The skeptical reader may wonder: Do novels really have this sort of practical significance? In Stewart’s view, to answer in the negative would be to underestimate the power of fiction. “The stories we tell ourselves about the nonhuman world—about what ‘nature’ is, for example, and how humans relate to it—will strongly inform our behavior in relation to that world,” he reasons. For example, take Virginia Woolf’s Night and Day (1919), Henry Williamson’s Tarka the Otter (1927), and Aldous Huxley’s Brave New World (1932). “Each of these books, when read closely from an ecocritical perspective, has profound things to teach us about how our exploitative behaviors towards the nonhuman world are often inextricable from other oppressive phenomena like patriarchy, coloniality, [and] rampant positivism,” Stewart explains. At the same time, and perhaps more optimistically, he suggests that novels like these “afford us glimpses of alternative ways of relating to nonhuman animals, our own animality, nature more broadly, and each other.”
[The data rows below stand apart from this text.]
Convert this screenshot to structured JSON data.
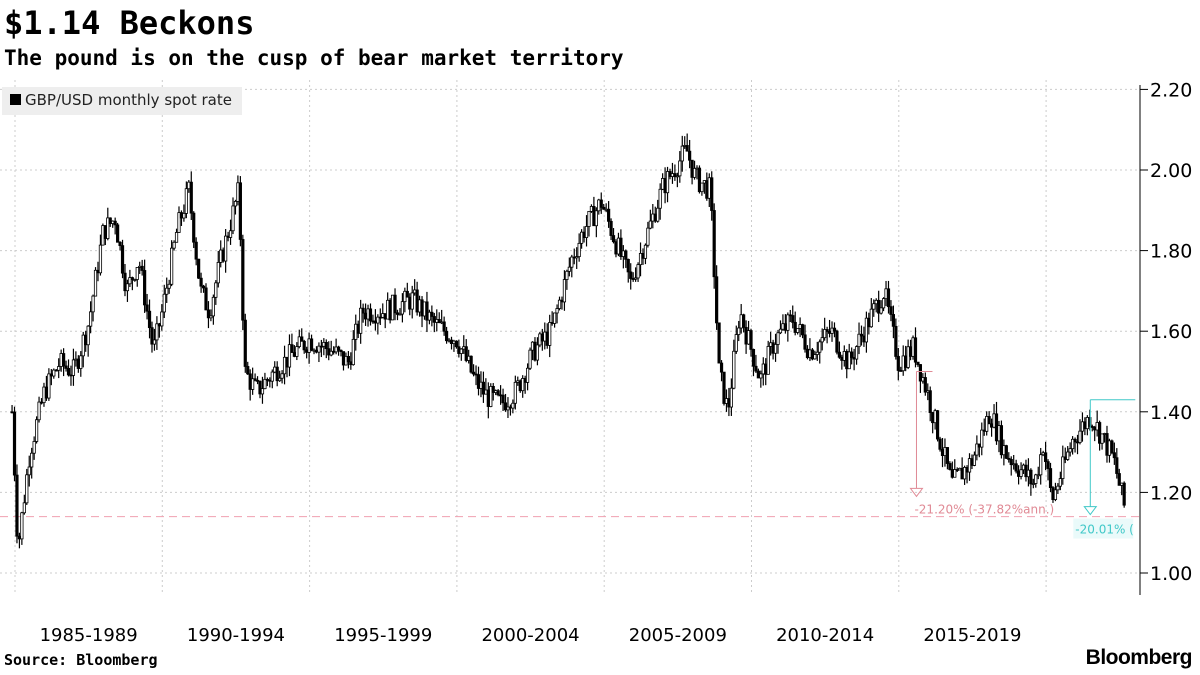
{
  "header": {
    "title": "$1.14 Beckons",
    "subtitle": "The pound is on the cusp of bear market territory"
  },
  "footer": {
    "source": "Source: Bloomberg",
    "logo": "Bloomberg"
  },
  "chart_data": {
    "type": "line",
    "series": [
      {
        "name": "GBP/USD monthly spot rate",
        "color": "#000000",
        "points": [
          [
            1984.9,
            1.4
          ],
          [
            1985.1,
            1.06
          ],
          [
            1985.5,
            1.3
          ],
          [
            1986.0,
            1.45
          ],
          [
            1986.5,
            1.52
          ],
          [
            1987.0,
            1.5
          ],
          [
            1987.5,
            1.62
          ],
          [
            1988.0,
            1.85
          ],
          [
            1988.4,
            1.88
          ],
          [
            1988.8,
            1.7
          ],
          [
            1989.2,
            1.78
          ],
          [
            1989.7,
            1.55
          ],
          [
            1990.0,
            1.65
          ],
          [
            1990.5,
            1.85
          ],
          [
            1990.9,
            1.95
          ],
          [
            1991.3,
            1.7
          ],
          [
            1991.6,
            1.65
          ],
          [
            1992.0,
            1.78
          ],
          [
            1992.6,
            1.95
          ],
          [
            1992.8,
            1.5
          ],
          [
            1993.2,
            1.45
          ],
          [
            1993.8,
            1.5
          ],
          [
            1994.5,
            1.55
          ],
          [
            1995.0,
            1.58
          ],
          [
            1995.8,
            1.55
          ],
          [
            1996.3,
            1.52
          ],
          [
            1996.8,
            1.65
          ],
          [
            1997.5,
            1.65
          ],
          [
            1998.5,
            1.68
          ],
          [
            1999.2,
            1.62
          ],
          [
            2000.0,
            1.58
          ],
          [
            2000.6,
            1.48
          ],
          [
            2001.0,
            1.44
          ],
          [
            2001.5,
            1.42
          ],
          [
            2002.0,
            1.45
          ],
          [
            2002.6,
            1.55
          ],
          [
            2003.2,
            1.6
          ],
          [
            2003.9,
            1.78
          ],
          [
            2004.3,
            1.85
          ],
          [
            2004.9,
            1.92
          ],
          [
            2005.5,
            1.8
          ],
          [
            2005.9,
            1.72
          ],
          [
            2006.5,
            1.85
          ],
          [
            2007.0,
            1.96
          ],
          [
            2007.8,
            2.05
          ],
          [
            2008.1,
            1.98
          ],
          [
            2008.6,
            1.95
          ],
          [
            2008.9,
            1.5
          ],
          [
            2009.2,
            1.4
          ],
          [
            2009.6,
            1.65
          ],
          [
            2010.3,
            1.48
          ],
          [
            2010.8,
            1.58
          ],
          [
            2011.4,
            1.63
          ],
          [
            2012.0,
            1.55
          ],
          [
            2012.7,
            1.6
          ],
          [
            2013.3,
            1.52
          ],
          [
            2013.8,
            1.6
          ],
          [
            2014.5,
            1.7
          ],
          [
            2015.0,
            1.52
          ],
          [
            2015.5,
            1.56
          ],
          [
            2016.0,
            1.44
          ],
          [
            2016.5,
            1.3
          ],
          [
            2016.8,
            1.22
          ],
          [
            2017.5,
            1.28
          ],
          [
            2018.1,
            1.4
          ],
          [
            2018.6,
            1.3
          ],
          [
            2019.6,
            1.22
          ],
          [
            2019.9,
            1.32
          ],
          [
            2020.2,
            1.18
          ],
          [
            2020.9,
            1.33
          ],
          [
            2021.5,
            1.39
          ],
          [
            2021.9,
            1.34
          ],
          [
            2022.3,
            1.28
          ],
          [
            2022.7,
            1.15
          ]
        ]
      }
    ],
    "x_tick_labels": [
      "1985-1989",
      "1990-1994",
      "1995-1999",
      "2000-2004",
      "2005-2009",
      "2010-2014",
      "2015-2019"
    ],
    "y_ticks": [
      1.0,
      1.2,
      1.4,
      1.6,
      1.8,
      2.0,
      2.2
    ],
    "y_tick_labels": [
      "1.00",
      "1.20",
      "1.40",
      "1.60",
      "1.80",
      "2.00",
      "2.20"
    ],
    "ylim": [
      1.0,
      2.2
    ],
    "xlim": [
      1984.9,
      2023.0
    ],
    "grid": true,
    "y_axis_side": "right",
    "legend_position": "top-left",
    "reference_line": {
      "value": 1.14,
      "color": "#f0a0b0"
    },
    "annotations": [
      {
        "from_x": 2015.6,
        "from": 1.5,
        "to": 1.19,
        "label": "-21.20% (-37.82%ann.)",
        "color": "#e08a95"
      },
      {
        "from_x": 2021.5,
        "from": 1.43,
        "to": 1.145,
        "label": "-20.01% (",
        "color": "#40c8c8"
      }
    ]
  }
}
Many of the themes discussed so far—namely, the relationship between literature and sustainability—make its way into Stewart’s lessons at UW–Oshkosh. Boasting an impressive 4.7/5 on the popular website Rate My Professor, Stewart teaches courses ranging from Introduction to Environmental Studies to Utopian/Dystopian Literature at his Universities of Wisconsin campus. As much time as Stewart puts into his own research, he remains just as dedicated to teaching. In terms of style, Stewart prefers creating dialogue over delivering lectures, noting that he takes his students seriously as collaborators and co-creators of knowledge. “Put simply, my teaching begins with asking questions, rather than making statements,” he tells us. What I value most about teaching is that I learn as much from my students as they do from me. The classroom can be such a generative, inspiring space.”
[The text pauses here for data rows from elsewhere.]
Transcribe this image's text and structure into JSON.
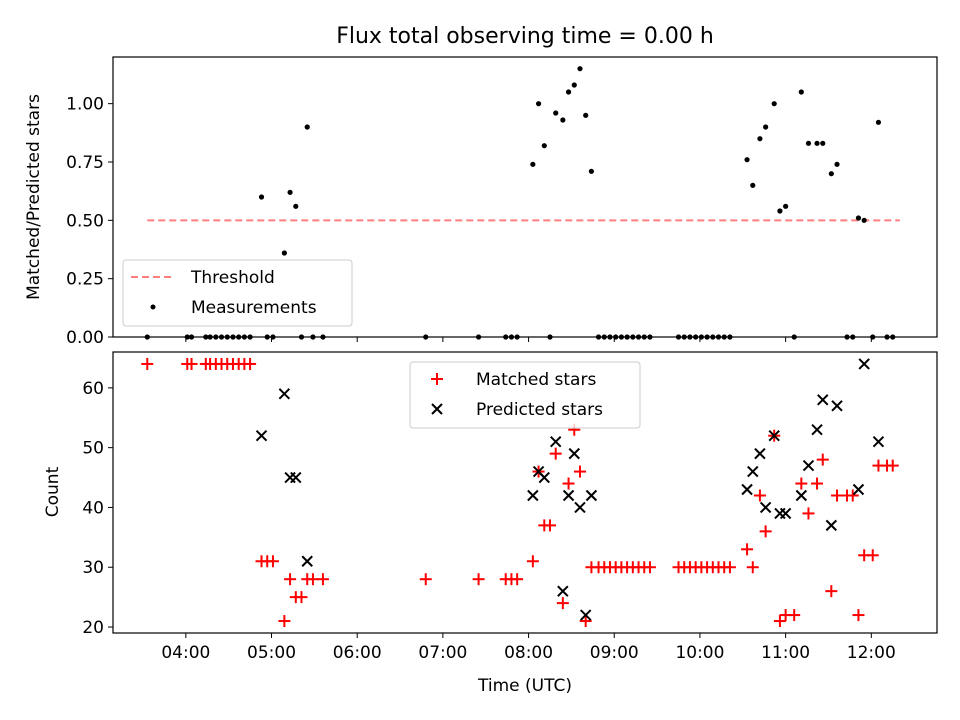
{
  "chart_data": [
    {
      "type": "scatter",
      "title": "Flux total observing time = 0.00 h",
      "xlabel": "",
      "ylabel": "Matched/Predicted stars",
      "xlim": [
        "03:09",
        "12:46"
      ],
      "ylim": [
        0,
        1.2
      ],
      "yticks": [
        0.0,
        0.25,
        0.5,
        0.75,
        1.0
      ],
      "ytick_labels": [
        "0.00",
        "0.25",
        "0.50",
        "0.75",
        "1.00"
      ],
      "grid": false,
      "legend": {
        "location": "lower-left",
        "entries": [
          "Threshold",
          "Measurements"
        ]
      },
      "series": [
        {
          "name": "Threshold",
          "kind": "dashed-line",
          "color": "#ff7f7f",
          "points": [
            {
              "x": "03:33",
              "y": 0.5
            },
            {
              "x": "12:20",
              "y": 0.5
            }
          ]
        },
        {
          "name": "Measurements",
          "kind": "dot",
          "color": "#000000",
          "points": [
            {
              "x": "03:33",
              "y": 0.0
            },
            {
              "x": "04:01",
              "y": 0.0
            },
            {
              "x": "04:04",
              "y": 0.0
            },
            {
              "x": "04:14",
              "y": 0.0
            },
            {
              "x": "04:17",
              "y": 0.0
            },
            {
              "x": "04:21",
              "y": 0.0
            },
            {
              "x": "04:25",
              "y": 0.0
            },
            {
              "x": "04:29",
              "y": 0.0
            },
            {
              "x": "04:33",
              "y": 0.0
            },
            {
              "x": "04:37",
              "y": 0.0
            },
            {
              "x": "04:41",
              "y": 0.0
            },
            {
              "x": "04:45",
              "y": 0.0
            },
            {
              "x": "04:53",
              "y": 0.6
            },
            {
              "x": "04:57",
              "y": 0.0
            },
            {
              "x": "05:01",
              "y": 0.0
            },
            {
              "x": "05:09",
              "y": 0.36
            },
            {
              "x": "05:13",
              "y": 0.62
            },
            {
              "x": "05:17",
              "y": 0.56
            },
            {
              "x": "05:21",
              "y": 0.0
            },
            {
              "x": "05:25",
              "y": 0.9
            },
            {
              "x": "05:29",
              "y": 0.0
            },
            {
              "x": "05:36",
              "y": 0.0
            },
            {
              "x": "06:48",
              "y": 0.0
            },
            {
              "x": "07:25",
              "y": 0.0
            },
            {
              "x": "07:44",
              "y": 0.0
            },
            {
              "x": "07:48",
              "y": 0.0
            },
            {
              "x": "07:52",
              "y": 0.0
            },
            {
              "x": "08:03",
              "y": 0.74
            },
            {
              "x": "08:07",
              "y": 1.0
            },
            {
              "x": "08:11",
              "y": 0.82
            },
            {
              "x": "08:15",
              "y": 0.0
            },
            {
              "x": "08:19",
              "y": 0.96
            },
            {
              "x": "08:24",
              "y": 0.93
            },
            {
              "x": "08:28",
              "y": 1.05
            },
            {
              "x": "08:32",
              "y": 1.08
            },
            {
              "x": "08:36",
              "y": 1.15
            },
            {
              "x": "08:40",
              "y": 0.95
            },
            {
              "x": "08:44",
              "y": 0.71
            },
            {
              "x": "08:49",
              "y": 0.0
            },
            {
              "x": "08:53",
              "y": 0.0
            },
            {
              "x": "08:57",
              "y": 0.0
            },
            {
              "x": "09:01",
              "y": 0.0
            },
            {
              "x": "09:05",
              "y": 0.0
            },
            {
              "x": "09:09",
              "y": 0.0
            },
            {
              "x": "09:13",
              "y": 0.0
            },
            {
              "x": "09:17",
              "y": 0.0
            },
            {
              "x": "09:21",
              "y": 0.0
            },
            {
              "x": "09:25",
              "y": 0.0
            },
            {
              "x": "09:45",
              "y": 0.0
            },
            {
              "x": "09:49",
              "y": 0.0
            },
            {
              "x": "09:53",
              "y": 0.0
            },
            {
              "x": "09:57",
              "y": 0.0
            },
            {
              "x": "10:01",
              "y": 0.0
            },
            {
              "x": "10:05",
              "y": 0.0
            },
            {
              "x": "10:09",
              "y": 0.0
            },
            {
              "x": "10:13",
              "y": 0.0
            },
            {
              "x": "10:17",
              "y": 0.0
            },
            {
              "x": "10:21",
              "y": 0.0
            },
            {
              "x": "10:33",
              "y": 0.76
            },
            {
              "x": "10:37",
              "y": 0.65
            },
            {
              "x": "10:42",
              "y": 0.85
            },
            {
              "x": "10:46",
              "y": 0.9
            },
            {
              "x": "10:52",
              "y": 1.0
            },
            {
              "x": "10:56",
              "y": 0.54
            },
            {
              "x": "11:00",
              "y": 0.56
            },
            {
              "x": "11:06",
              "y": 0.0
            },
            {
              "x": "11:11",
              "y": 1.05
            },
            {
              "x": "11:16",
              "y": 0.83
            },
            {
              "x": "11:22",
              "y": 0.83
            },
            {
              "x": "11:26",
              "y": 0.83
            },
            {
              "x": "11:32",
              "y": 0.7
            },
            {
              "x": "11:36",
              "y": 0.74
            },
            {
              "x": "11:43",
              "y": 0.0
            },
            {
              "x": "11:47",
              "y": 0.0
            },
            {
              "x": "11:51",
              "y": 0.51
            },
            {
              "x": "11:55",
              "y": 0.5
            },
            {
              "x": "12:01",
              "y": 0.0
            },
            {
              "x": "12:05",
              "y": 0.92
            },
            {
              "x": "12:11",
              "y": 0.0
            },
            {
              "x": "12:15",
              "y": 0.0
            }
          ]
        }
      ]
    },
    {
      "type": "scatter",
      "title": "",
      "xlabel": "Time (UTC)",
      "ylabel": "Count",
      "xlim": [
        "03:09",
        "12:46"
      ],
      "ylim": [
        19,
        66
      ],
      "yticks": [
        20,
        30,
        40,
        50,
        60
      ],
      "ytick_labels": [
        "20",
        "30",
        "40",
        "50",
        "60"
      ],
      "xticks": [
        "04:00",
        "05:00",
        "06:00",
        "07:00",
        "08:00",
        "09:00",
        "10:00",
        "11:00",
        "12:00"
      ],
      "xtick_labels": [
        "04:00",
        "05:00",
        "06:00",
        "07:00",
        "08:00",
        "09:00",
        "10:00",
        "11:00",
        "12:00"
      ],
      "grid": false,
      "legend": {
        "location": "upper-center",
        "entries": [
          "Matched stars",
          "Predicted stars"
        ]
      },
      "series": [
        {
          "name": "Matched stars",
          "marker": "plus",
          "color": "#ff0000",
          "points": [
            {
              "x": "03:33",
              "y": 64
            },
            {
              "x": "04:01",
              "y": 64
            },
            {
              "x": "04:04",
              "y": 64
            },
            {
              "x": "04:14",
              "y": 64
            },
            {
              "x": "04:17",
              "y": 64
            },
            {
              "x": "04:21",
              "y": 64
            },
            {
              "x": "04:25",
              "y": 64
            },
            {
              "x": "04:29",
              "y": 64
            },
            {
              "x": "04:33",
              "y": 64
            },
            {
              "x": "04:37",
              "y": 64
            },
            {
              "x": "04:41",
              "y": 64
            },
            {
              "x": "04:45",
              "y": 64
            },
            {
              "x": "04:53",
              "y": 31
            },
            {
              "x": "04:57",
              "y": 31
            },
            {
              "x": "05:01",
              "y": 31
            },
            {
              "x": "05:09",
              "y": 21
            },
            {
              "x": "05:13",
              "y": 28
            },
            {
              "x": "05:17",
              "y": 25
            },
            {
              "x": "05:21",
              "y": 25
            },
            {
              "x": "05:25",
              "y": 28
            },
            {
              "x": "05:29",
              "y": 28
            },
            {
              "x": "05:36",
              "y": 28
            },
            {
              "x": "06:48",
              "y": 28
            },
            {
              "x": "07:25",
              "y": 28
            },
            {
              "x": "07:44",
              "y": 28
            },
            {
              "x": "07:48",
              "y": 28
            },
            {
              "x": "07:52",
              "y": 28
            },
            {
              "x": "08:03",
              "y": 31
            },
            {
              "x": "08:07",
              "y": 46
            },
            {
              "x": "08:11",
              "y": 37
            },
            {
              "x": "08:15",
              "y": 37
            },
            {
              "x": "08:19",
              "y": 49
            },
            {
              "x": "08:24",
              "y": 24
            },
            {
              "x": "08:28",
              "y": 44
            },
            {
              "x": "08:32",
              "y": 53
            },
            {
              "x": "08:36",
              "y": 46
            },
            {
              "x": "08:40",
              "y": 21
            },
            {
              "x": "08:44",
              "y": 30
            },
            {
              "x": "08:49",
              "y": 30
            },
            {
              "x": "08:53",
              "y": 30
            },
            {
              "x": "08:57",
              "y": 30
            },
            {
              "x": "09:01",
              "y": 30
            },
            {
              "x": "09:05",
              "y": 30
            },
            {
              "x": "09:09",
              "y": 30
            },
            {
              "x": "09:13",
              "y": 30
            },
            {
              "x": "09:17",
              "y": 30
            },
            {
              "x": "09:21",
              "y": 30
            },
            {
              "x": "09:25",
              "y": 30
            },
            {
              "x": "09:45",
              "y": 30
            },
            {
              "x": "09:49",
              "y": 30
            },
            {
              "x": "09:53",
              "y": 30
            },
            {
              "x": "09:57",
              "y": 30
            },
            {
              "x": "10:01",
              "y": 30
            },
            {
              "x": "10:05",
              "y": 30
            },
            {
              "x": "10:09",
              "y": 30
            },
            {
              "x": "10:13",
              "y": 30
            },
            {
              "x": "10:17",
              "y": 30
            },
            {
              "x": "10:21",
              "y": 30
            },
            {
              "x": "10:33",
              "y": 33
            },
            {
              "x": "10:37",
              "y": 30
            },
            {
              "x": "10:42",
              "y": 42
            },
            {
              "x": "10:46",
              "y": 36
            },
            {
              "x": "10:52",
              "y": 52
            },
            {
              "x": "10:56",
              "y": 21
            },
            {
              "x": "11:00",
              "y": 22
            },
            {
              "x": "11:06",
              "y": 22
            },
            {
              "x": "11:11",
              "y": 44
            },
            {
              "x": "11:16",
              "y": 39
            },
            {
              "x": "11:22",
              "y": 44
            },
            {
              "x": "11:26",
              "y": 48
            },
            {
              "x": "11:32",
              "y": 26
            },
            {
              "x": "11:36",
              "y": 42
            },
            {
              "x": "11:43",
              "y": 42
            },
            {
              "x": "11:47",
              "y": 42
            },
            {
              "x": "11:51",
              "y": 22
            },
            {
              "x": "11:55",
              "y": 32
            },
            {
              "x": "12:01",
              "y": 32
            },
            {
              "x": "12:05",
              "y": 47
            },
            {
              "x": "12:11",
              "y": 47
            },
            {
              "x": "12:15",
              "y": 47
            }
          ]
        },
        {
          "name": "Predicted stars",
          "marker": "x",
          "color": "#000000",
          "points": [
            {
              "x": "04:53",
              "y": 52
            },
            {
              "x": "05:09",
              "y": 59
            },
            {
              "x": "05:13",
              "y": 45
            },
            {
              "x": "05:17",
              "y": 45
            },
            {
              "x": "05:25",
              "y": 31
            },
            {
              "x": "08:03",
              "y": 42
            },
            {
              "x": "08:07",
              "y": 46
            },
            {
              "x": "08:11",
              "y": 45
            },
            {
              "x": "08:19",
              "y": 51
            },
            {
              "x": "08:24",
              "y": 26
            },
            {
              "x": "08:28",
              "y": 42
            },
            {
              "x": "08:32",
              "y": 49
            },
            {
              "x": "08:36",
              "y": 40
            },
            {
              "x": "08:40",
              "y": 22
            },
            {
              "x": "08:44",
              "y": 42
            },
            {
              "x": "10:33",
              "y": 43
            },
            {
              "x": "10:37",
              "y": 46
            },
            {
              "x": "10:42",
              "y": 49
            },
            {
              "x": "10:46",
              "y": 40
            },
            {
              "x": "10:52",
              "y": 52
            },
            {
              "x": "10:56",
              "y": 39
            },
            {
              "x": "11:00",
              "y": 39
            },
            {
              "x": "11:11",
              "y": 42
            },
            {
              "x": "11:16",
              "y": 47
            },
            {
              "x": "11:22",
              "y": 53
            },
            {
              "x": "11:26",
              "y": 58
            },
            {
              "x": "11:32",
              "y": 37
            },
            {
              "x": "11:36",
              "y": 57
            },
            {
              "x": "11:51",
              "y": 43
            },
            {
              "x": "11:55",
              "y": 64
            },
            {
              "x": "12:05",
              "y": 51
            }
          ]
        }
      ]
    }
  ]
}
Somehow, in between research and a hefty teaching load, Stewart continues to work on his own poetry. His collections Questions in Bed (2012) and Soft Power (2019) have been published by Goose Lane Editions, Canada’s oldest independent publisher, and his third manuscript, Speck, is nearing completion. Thematically, nothing is off limits in Stewart’s creative works—his poems are highly exploratory, and intentionally so. “I did a reading recently, and someone said to me afterwards that they loved how vividly my work communicates the process of me thinking,” Stewart recalls. “That was a really nice compliment because that’s often what I’m going for—a sense of the processual, a sense of experience as a procession of transient stimuli to which the poetic voice responds.”
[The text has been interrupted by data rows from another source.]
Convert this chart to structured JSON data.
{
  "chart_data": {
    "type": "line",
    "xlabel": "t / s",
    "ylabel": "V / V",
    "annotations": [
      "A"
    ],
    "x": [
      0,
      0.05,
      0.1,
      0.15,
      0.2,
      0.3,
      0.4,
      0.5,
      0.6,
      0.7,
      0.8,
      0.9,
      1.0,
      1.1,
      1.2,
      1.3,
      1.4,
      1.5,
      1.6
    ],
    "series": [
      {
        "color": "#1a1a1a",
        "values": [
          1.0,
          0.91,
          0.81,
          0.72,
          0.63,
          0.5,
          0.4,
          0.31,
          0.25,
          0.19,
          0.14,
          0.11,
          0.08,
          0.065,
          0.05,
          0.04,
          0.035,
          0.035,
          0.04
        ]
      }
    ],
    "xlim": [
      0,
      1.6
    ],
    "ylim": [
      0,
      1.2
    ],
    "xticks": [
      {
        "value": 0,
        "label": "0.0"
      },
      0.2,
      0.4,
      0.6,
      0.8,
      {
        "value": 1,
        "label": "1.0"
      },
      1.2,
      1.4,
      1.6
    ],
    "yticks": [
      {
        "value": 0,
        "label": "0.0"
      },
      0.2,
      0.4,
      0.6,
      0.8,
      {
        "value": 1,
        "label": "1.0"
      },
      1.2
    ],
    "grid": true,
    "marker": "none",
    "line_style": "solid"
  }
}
Though he is back in Oshkosh for the spring semester, Stewart will continue to trek down to Madison each Monday for IRH seminars. This news was met with great enthusiasm from both IRH staff and fellows. No matter how disconnected the seminar topic is from Stewart’s own expertise, he never fails to offer an incredibly insightful, constructive question during Q&A periods. He has been exactly the sort of collegial, dedicated fellow that the IRH strives to host.